Seyyidleri Üzen Mûsâ Beyin Sonu!
Mûsâ Bey emri dinlemedi!Mûsâ Bey bu emri dinlemedi, katırları vermedi. İkinci defâ haber gönderip;
"Benim nâmıma ve hatırıma versin" buyurdu.
Buna da karşı çıkınca, Seyyid Tâhâ büyük bir hiddetle;
"Cumâ gecesi gelsin de o vermesin görelim" buyurdu.
Cumâ gecesi, Nehri'den, talebeler gidip, neticeyi öğrenmek için nöbet beklediler. Meğer Mûsâ Bey, divânhânesinde kendine tâbi olanlarla oturmuş, Seyyid Tâhâ'nın evliyâlığını inkâr husûsunda konuşuyormuş.
Bu fısk meclisinin bitişinden sonra, yatak odasına girip yatağına uzanırken, midesine bir ağrı girerek. "Karnım!.. Karnım!.." diye bağırarak can vermiş.

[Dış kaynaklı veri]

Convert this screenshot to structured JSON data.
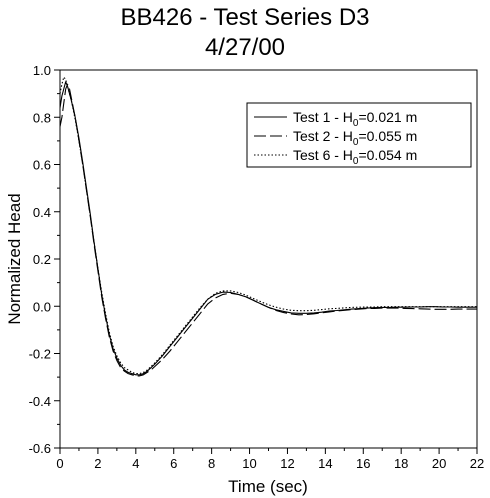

Bu durumun nereden kaynaklandığını iyi anlayan dokuz oğlu hemen Nehri'ye gelip, katırları yükleri ile birlikte teslim ederek Seyyid Tâhâ hazretlerine sığındılar. "Lütfen, merhameten babamızın defin merâsiminde bulunup, duâ buyurunuz" dediler. Onlara cevâben;
Kömür gibi bir ceset!
-Benim bulunmam, ona bir menfaat sağlamaz, buyurdu. Çocukları çok ısrar ettiler. Hazret-i Seyyid nihâyet kalkıp, cenâzeye gitti. Cenâzenin kapkara kömür gibi olduğu görüldü...
Definden sonra, Seyyid Tâhâ hazretleri;
-Benim gelişimden zerre kadar menfaatlenmedi, buyurdu.
Cenâb-ı Hak, bir seyyide hakâret etmenin onu üzmenin cezâsını nasıl verdi, bunu herkes açıkça gördü.